Small, shiny button batteries are easy to find in Australian homes, and they have caused immeasurable pain to families across the country.
About 20 children present to hospital emergency departments each week suspected of having swallowed or inserted a button battery.
That’s despite there being three deaths in the past decade, and a world-first mandatory safety standard being introduced in Australia.
The question of what to do about the common batteries and how to reduce the risk they pose to children is divisive.
Is it as simple as increased parent vigilance or is it a product that should be boycotted altogether?
In June last year, the Australian Competition and Consumer Commission (ACCC) began enforcing regulation to ensure products containing the batteries were durable, had child-resistant features and adequate safety warnings.
Already this year, 20 products have been recalled.
The Reject Shop and Dusk recently became the first retailers to be issued infringement notices by the ACCC and fined a total of nearly $240,000 for transgressions.
Parents who’ve devoted years to raising awareness about the dangers of button batteries are fed up.
Mandatory standard ‘not working’
In June 2013, Andrea Shoesmith’s bright and bubbly four-year-old daughter, Summer Steer, fell ill with symptoms of a sore stomach, high temperature and black bowel movements.
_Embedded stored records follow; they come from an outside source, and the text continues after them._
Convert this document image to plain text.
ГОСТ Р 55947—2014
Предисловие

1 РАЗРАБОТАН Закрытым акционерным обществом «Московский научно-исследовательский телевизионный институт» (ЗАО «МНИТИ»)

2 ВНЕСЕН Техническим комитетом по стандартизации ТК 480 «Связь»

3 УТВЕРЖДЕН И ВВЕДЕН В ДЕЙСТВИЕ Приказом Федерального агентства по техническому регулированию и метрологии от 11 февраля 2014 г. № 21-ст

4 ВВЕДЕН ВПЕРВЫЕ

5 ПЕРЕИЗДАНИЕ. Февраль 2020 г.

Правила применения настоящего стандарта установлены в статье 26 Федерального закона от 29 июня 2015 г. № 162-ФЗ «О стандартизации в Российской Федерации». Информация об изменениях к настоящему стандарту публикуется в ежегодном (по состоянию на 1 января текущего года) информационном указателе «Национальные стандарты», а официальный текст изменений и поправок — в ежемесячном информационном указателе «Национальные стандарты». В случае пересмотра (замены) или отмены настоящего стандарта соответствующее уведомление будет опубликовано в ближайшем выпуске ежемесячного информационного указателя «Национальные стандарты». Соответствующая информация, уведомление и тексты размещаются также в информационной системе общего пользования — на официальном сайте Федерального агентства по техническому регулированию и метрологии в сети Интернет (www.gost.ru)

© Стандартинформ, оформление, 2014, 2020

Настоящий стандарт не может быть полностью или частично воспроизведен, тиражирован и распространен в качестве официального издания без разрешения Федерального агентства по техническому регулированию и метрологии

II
Almost three weeks later, she became the first child in Australia to die from swallowing a button battery.
“It was quite painful because I was judged and I had the hospital, the doctors and the ambulance saying I’d done something wrong, which I hadn’t,” Andrea Shoesmith said.
She believes her little girl picked one up in a public park.
“The police searched my house, my mother’s house, they searched the kindy and there was nothing in there that would contain a button battery,” Ms Shoesmith said.
“She was so beautiful … [with the] biggest blue eyes … [she was] so fun and I miss her so much.”
The two mothers have spent the past decade campaigning to stop it happening to another family.
It causes Ms Shoesmith a lot of stress when she hears of another child hospitalised for the same reason her daughter died.
She said the mandatory safety standard wasn’t working because “cheap companies don’t care” and fines were simply “change in their pocket”.
“We need to get rid of them. They are not safe. I’ve always said that they are like a loaded gun,” she said.
Summer Steer’s death was the first time the Australian public saw just how dangerous the tiny batteries could be.
Emergency paediatrician and president of Kidsafe Queensland, Ruth Barker, said it was then, after the young girl died, that button batteries became a priority topic.
In March this year, the organisation called for a consumer boycott after one-year-old Amity Buchanan spent two nights in an induced coma having spent 28 hours with a button battery burning in her throat.
“The message really is … do you need these products?” Dr Barker said.
“Could the product break if you drop it, does it have some sort of screw closure or complex mechanism that your average three-year-old couldn’t get into?”
Dr Barker said there were still cases where cheap products had broken, and a child had accessed a battery.
“I’ve seen one child who their family dropped the car keys the day before, the child ate the battery, the family put the car key back together and didn’t realise the battery was missing until they tried to start the car the next day,” she said.
“At the end of the day the only thing that is going to get industry to consider redesigning this product is if the product isn’t selling.
“There are some companies that are coming up with ideas and we really need industry to embrace this so that they are actually designing a button battery that is safer rather than just putting the onus on parents to be more vigilant.”
Kidsafe Queensland has also worked with the battery recycling industry to raise awareness about how to safely dispose of button batteries.
“Get sticky tape and tape across the battery,” Dr Barker said.
“It makes it more difficult for kids to swallow and what it does is it insulates the electrodes so that if they did swallow it, it doesn’t cause the same damage.
“Also in the recycling stream or the waste stream it doesn’t trigger fires.”
What do mums think?
At a mums and bubs playgroup in North Queensland, several first-time mothers said they hadn’t thought of dangers posed by button batteries until having children.
“It’s definitely something in the back of my mind, like when he starts to move … so [I] definitely need to know a bit more about it I suppose. I do try and stay away from them but happy to still use them.” — Rhiannan Bezzina
“We’ve been really careful that when we did go through and childproof our house that we put all kind of battery products either away on top shelves or pretty much just got rid of them completely.” — Corrina Haupt
“It’s still not very safe … as soon as you open them up, they’ve generally got two batteries in them and [you] only need to take one out and the other one is in that packaging and it’s now an open package.
“I think it’s terrifying because you’re always with them, you’re always watching them but there will be moments you’re doing other things and you wonder would I realise straight away? Would I realise quick enough before something worse would happen?” — Rebecca Moriarty
A spokesperson for the ACCC said it’s currently working with state and territory regulators to conduct surveillance across the country to identify instances of non-compliance.
“Compliance with the button battery safety standards and strengthening product safety online are ACCC Product Safety Priorities.”
For Andrea Shoesmith, it’s a fight she’s not willing to give up yet.
“My son said to me last night, ‘This is destroying you, Mum, just stop’ and I said, ‘I will never stop because I would have done the same for you’.”